The point that Arvind Virmani was making which was that if you have an ideological position versus a political position there has to be a meeting around somewhere. One just hopes that given that we have an opening right now both sides sit down and hammer out a compromise of some kind because this kind of a confusion is something we can do without.

We have enough problems of our own. The world is also looking pretty uncertain. The last thing we want is investors globally questioning whether institutions in India works or not.

So the solution would be appointing a high powered committee and going into the issue of reserves, you think that would be a way out?

Narayan: Reserves is an involved topic. Irrespective of how strongly you feel about your point of view you have to understand that dipping into reserves is something which will raise eyebrows, which means it has to be kept above aboard. You have to have a public dialogue, allow academics, allow other practitioners, allow investors in the world to weigh in and offer suggestions on what really is the right way forward.

If you do it in a precipitated manner which looks like suspiciously trying to fill a fiscal deficit hole prior to elections you will raise the worst kind of suspicions in people’s mind. I mentioned yesterday as well I think there is merit in the argument that the RBI has excess reserves on its balance sheet. Having said that I don’t believe that should be an excuse for the RBI to actually monetise the fiscal deficit right now and pay a cheque to the government. It is an involved issue and such an involved issue cannot be decided in a precipitate manner without debate.

The other important issue of PCA, the statements we get from the government, well not quite on the record statement but off record statements, are that we were not consulted on PCA. What do you have to say on that? This is an RBI terrain, they make rules on classification of NPAs, would it even have occurred to them to consult the government?

Virmani: On reserves, I had said yesterday that there is a compromise solution which does not involve affecting negatively the market but actually could be positive and Professor Ananth Narayan also agreed with that.

On PCA, what I mean by an ideological position, we may all agree that this is the final goal, that should have been agreed like 5-20 years ago. However, in a situation where there is global uncertainty, one cannot insist that just because I have come to this conclusion today, everything must be done within the next one year. That is not how the real world works I am afraid. So when I say compromise, I am not saying compromise on the basic technical issues, but in making adjustments.

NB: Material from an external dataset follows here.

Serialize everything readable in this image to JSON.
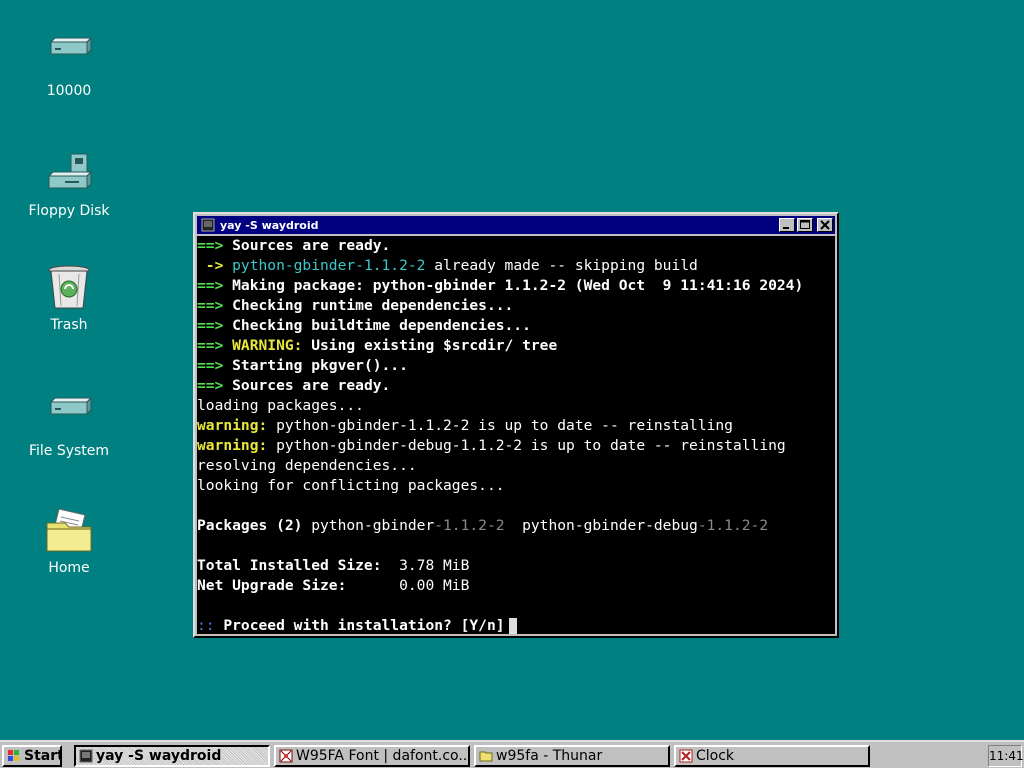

In having a transition, we all the time used to make compromises. That is how the real world works. So, again, let me be very clear, when you make a compromise, you are not compromising on fundamental, technical issues, but if there is a difference of technical opinion or if you are transitioning to something which may be ideally correct, you have to take account of the current circumstances.

We have been speaking about the reserves issue, on the PCA issue, the RBIs argument has been that they have had three thresholds, one on capital, one on net NPA going above 6 percent, and two consecutive years of negative RoA. The government’s position is all over the world you only have capital as a filter, and Indian banks have BASEL required capital and therefore the PCA is more rigorous than the rules followed globally. The RBIs position has been that net NPA becomes important because world over for an NPA you provide 100 percent in the first year, Indian banks provide only 15 percent. So they are undercapitalised and, therefore, we have to use net NPA as one of the filters. Do you see a meeting ground over here or just a continuation of the conflict?

Narayan: I tend to agree with Arvind Virmani again, I think there is a meeting ground possible. One thing which beats me is why does not the government just infuse capital as it has always indicated it will into the banks, particularly into the PCA banks? We had that old one year back plan for Rs 2.11 lakh crore infusion, that has not been completed.

If there is a shortfall beyond that for whatever reason, we know what the methodology which can be used is, infuse the capital, maybe increase the amount of provisions in the books of the PCA banks as well to some extent, and take a waiver of this two year return on assets requirement and move on.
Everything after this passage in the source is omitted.